Chief information officers (CIOs) and chief technology officers (CTOs) are some of the highest technology experts in an organization. They are top executives who focus solely on a company’s business or technological aspects. CIOs determine technology and information goals and oversee those goals to completion. CTOs evaluate new technology and decide how it can help benefit the organization.
Chief information officers often work on a specific area within an organization, such as information systems or electronic data processing. However, most of their focus is on big-picture problems. In small organizations, the CIO works directly with the IT department, often overseeing day-to-day activities. In larger organizations, the CIO may have less direct control of the IT department and rely solely on managers. In organizations without a CIO, a CTO generally oversees the technology strategies of the business. In an organization with both a CIO and a CTO, the CTO focuses more on technical expertise and less on business aspects.
As stated above, CTOs, or chief technology officers, evaluate and determine the technological needs of an organization. Often, when both a CTO and CIO are present, the CTO reports directly to the CIO. CTOs recommend technology solutions that support the CIO’s policies and goals.

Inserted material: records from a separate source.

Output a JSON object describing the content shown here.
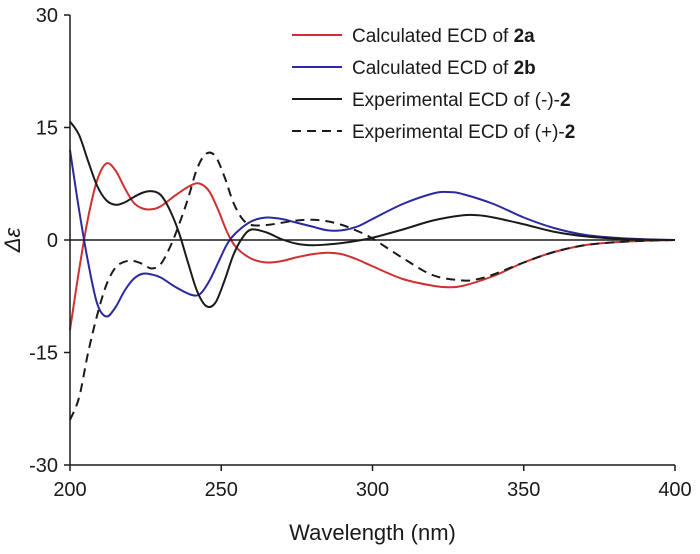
{
  "chart_data": {
    "type": "line",
    "title": "",
    "xlabel": "Wavelength (nm)",
    "ylabel": "Δε",
    "xlim": [
      200,
      400
    ],
    "ylim": [
      -30,
      30
    ],
    "x_ticks": [
      200,
      250,
      300,
      350,
      400
    ],
    "y_ticks": [
      30,
      15,
      0,
      -15,
      -30
    ],
    "x_tick_labels": [
      "200",
      "250",
      "300",
      "350",
      "400"
    ],
    "y_tick_labels": [
      "30",
      "15",
      "0",
      "-15",
      "-30"
    ],
    "grid": false,
    "zero_line": true,
    "legend_position": "top-right",
    "series": [
      {
        "name": "Calculated ECD of 2a",
        "legend_parts": [
          "Calculated ECD of ",
          "2a"
        ],
        "color": "#d03030",
        "dash": "solid",
        "points": [
          [
            200,
            -12
          ],
          [
            203,
            -4
          ],
          [
            206,
            3
          ],
          [
            209,
            8
          ],
          [
            212,
            10.2
          ],
          [
            215,
            9.3
          ],
          [
            218,
            7
          ],
          [
            221,
            5
          ],
          [
            224,
            4.2
          ],
          [
            227,
            4.1
          ],
          [
            230,
            4.5
          ],
          [
            235,
            6
          ],
          [
            240,
            7.3
          ],
          [
            243,
            7.5
          ],
          [
            246,
            6.5
          ],
          [
            249,
            4
          ],
          [
            252,
            1
          ],
          [
            255,
            -1
          ],
          [
            260,
            -2.5
          ],
          [
            265,
            -3
          ],
          [
            270,
            -2.8
          ],
          [
            275,
            -2.3
          ],
          [
            280,
            -1.9
          ],
          [
            285,
            -1.7
          ],
          [
            290,
            -1.9
          ],
          [
            295,
            -2.6
          ],
          [
            300,
            -3.5
          ],
          [
            310,
            -5.2
          ],
          [
            320,
            -6.1
          ],
          [
            325,
            -6.3
          ],
          [
            330,
            -6.1
          ],
          [
            340,
            -4.8
          ],
          [
            350,
            -3
          ],
          [
            360,
            -1.6
          ],
          [
            370,
            -0.7
          ],
          [
            380,
            -0.3
          ],
          [
            390,
            -0.1
          ],
          [
            400,
            0
          ]
        ]
      },
      {
        "name": "Calculated ECD of 2b",
        "legend_parts": [
          "Calculated ECD of ",
          "2b"
        ],
        "color": "#2a2aa0",
        "dash": "solid",
        "points": [
          [
            200,
            12
          ],
          [
            203,
            4
          ],
          [
            206,
            -3
          ],
          [
            209,
            -8.5
          ],
          [
            212,
            -10.2
          ],
          [
            215,
            -9
          ],
          [
            218,
            -6.8
          ],
          [
            221,
            -5.2
          ],
          [
            224,
            -4.5
          ],
          [
            227,
            -4.6
          ],
          [
            230,
            -5
          ],
          [
            235,
            -6.3
          ],
          [
            240,
            -7.3
          ],
          [
            243,
            -7.2
          ],
          [
            246,
            -5.5
          ],
          [
            249,
            -3
          ],
          [
            252,
            -0.5
          ],
          [
            255,
            1
          ],
          [
            260,
            2.5
          ],
          [
            265,
            3
          ],
          [
            270,
            2.8
          ],
          [
            275,
            2.3
          ],
          [
            280,
            1.8
          ],
          [
            285,
            1.3
          ],
          [
            290,
            1.3
          ],
          [
            295,
            1.8
          ],
          [
            300,
            2.8
          ],
          [
            310,
            4.8
          ],
          [
            320,
            6.2
          ],
          [
            325,
            6.4
          ],
          [
            330,
            6.1
          ],
          [
            340,
            4.8
          ],
          [
            350,
            3
          ],
          [
            360,
            1.6
          ],
          [
            370,
            0.7
          ],
          [
            380,
            0.3
          ],
          [
            390,
            0.1
          ],
          [
            400,
            0
          ]
        ]
      },
      {
        "name": "Experimental ECD of (-)-2",
        "legend_parts": [
          "Experimental ECD of (-)-",
          "2"
        ],
        "color": "#1a1a1a",
        "dash": "solid",
        "points": [
          [
            200,
            15.8
          ],
          [
            203,
            14
          ],
          [
            206,
            10.5
          ],
          [
            209,
            7.2
          ],
          [
            212,
            5.3
          ],
          [
            215,
            4.7
          ],
          [
            218,
            5
          ],
          [
            221,
            5.7
          ],
          [
            224,
            6.3
          ],
          [
            227,
            6.5
          ],
          [
            230,
            6
          ],
          [
            233,
            4
          ],
          [
            236,
            1
          ],
          [
            239,
            -3
          ],
          [
            242,
            -6.8
          ],
          [
            245,
            -8.8
          ],
          [
            248,
            -8.4
          ],
          [
            251,
            -5.5
          ],
          [
            254,
            -2
          ],
          [
            257,
            0.3
          ],
          [
            260,
            1.4
          ],
          [
            265,
            1
          ],
          [
            270,
            0.1
          ],
          [
            275,
            -0.5
          ],
          [
            280,
            -0.7
          ],
          [
            285,
            -0.6
          ],
          [
            290,
            -0.4
          ],
          [
            295,
            -0.1
          ],
          [
            300,
            0.3
          ],
          [
            310,
            1.4
          ],
          [
            320,
            2.6
          ],
          [
            330,
            3.3
          ],
          [
            335,
            3.3
          ],
          [
            340,
            3
          ],
          [
            350,
            2.1
          ],
          [
            360,
            1.1
          ],
          [
            370,
            0.5
          ],
          [
            380,
            0.2
          ],
          [
            390,
            0.05
          ],
          [
            400,
            0
          ]
        ]
      },
      {
        "name": "Experimental ECD of (+)-2",
        "legend_parts": [
          "Experimental ECD of (+)-",
          "2"
        ],
        "color": "#1a1a1a",
        "dash": "dashed",
        "points": [
          [
            200,
            -24
          ],
          [
            203,
            -21
          ],
          [
            206,
            -15
          ],
          [
            209,
            -10
          ],
          [
            212,
            -6
          ],
          [
            215,
            -3.7
          ],
          [
            218,
            -2.9
          ],
          [
            221,
            -2.8
          ],
          [
            224,
            -3.2
          ],
          [
            227,
            -3.8
          ],
          [
            230,
            -3.2
          ],
          [
            233,
            -1
          ],
          [
            236,
            2
          ],
          [
            239,
            5.5
          ],
          [
            242,
            9.5
          ],
          [
            245,
            11.5
          ],
          [
            248,
            11.2
          ],
          [
            251,
            8.5
          ],
          [
            254,
            5
          ],
          [
            257,
            2.8
          ],
          [
            260,
            2
          ],
          [
            265,
            2
          ],
          [
            270,
            2.3
          ],
          [
            275,
            2.6
          ],
          [
            280,
            2.7
          ],
          [
            285,
            2.5
          ],
          [
            290,
            2
          ],
          [
            295,
            1.2
          ],
          [
            300,
            0.2
          ],
          [
            310,
            -2.4
          ],
          [
            320,
            -4.7
          ],
          [
            330,
            -5.4
          ],
          [
            335,
            -5.2
          ],
          [
            340,
            -4.6
          ],
          [
            350,
            -3
          ],
          [
            360,
            -1.6
          ],
          [
            370,
            -0.7
          ],
          [
            380,
            -0.3
          ],
          [
            390,
            -0.1
          ],
          [
            400,
            0
          ]
        ]
      }
    ]
  }
}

Chief technology officers also determine overall strategies for the technology of the firm and present new ideas to the organization’s top executives.
Additional advancement opportunities for computer systems analysts with experience and education may include positions like IT director or IT security manager. IT directors and MIS directors are responsible for their organization’s information technology departments. They directly supervise IT employees and oversee the financial aspects of the department. The role of an IT security manager includes data security and overseeing an organization’s network. This person is also responsible for supervising investigations when there is a network security breach or violation.
With advancement, your earnings increase. According to the Bureau of Labor Statistics, the median annual wage for computer and information systems managers, such as IT directors and IT security managers, is about $151,000. BLS reports the lowest 10 percent earned less than $91,000, and the highest 10 percent of earners made over $208,000. Most of these roles require full-time employment, working at least 40 hours per week, though overtime is likely. When problems arise, managers are needed to work more than 40 hours per week to:
- handle issues
- meet goals
- find solutions
Top-paying industries for computer and information systems managers, as reported by BLS, include:
- computer systems design
- finance and insurance
- management of companies and enterprises
Managers in these top-paying industries earn:
- $166,770 (information industry)
- $157,580 (computer systems design and related services)
- $155,760 (finance and insurance)
- $152,480 (management of companies and enterprises)
- $150,930 (manufacturing)
Types of Computer Systems Analysts
A programmer analyst designs, updates, and debugs system software. They are responsible for creating applications tailored to an organization’s needs. Programmer analysts code more than any other type of computer systems analyst, so having superior coding skills is necessary. Programmer analysts also work closely with business analysts and management teams to determine the needs of businesses and the applications needed to carry out tasks.
Software quality assurance (QA) analysts
Quality assurance analysts, sometimes referred to as QA analysts, diagnose and test problems in the systems they design. Software QA analysts make sure that critical requirements are met with the software they design. They are responsible for writing reports and recommending to management ways to improve systems and software.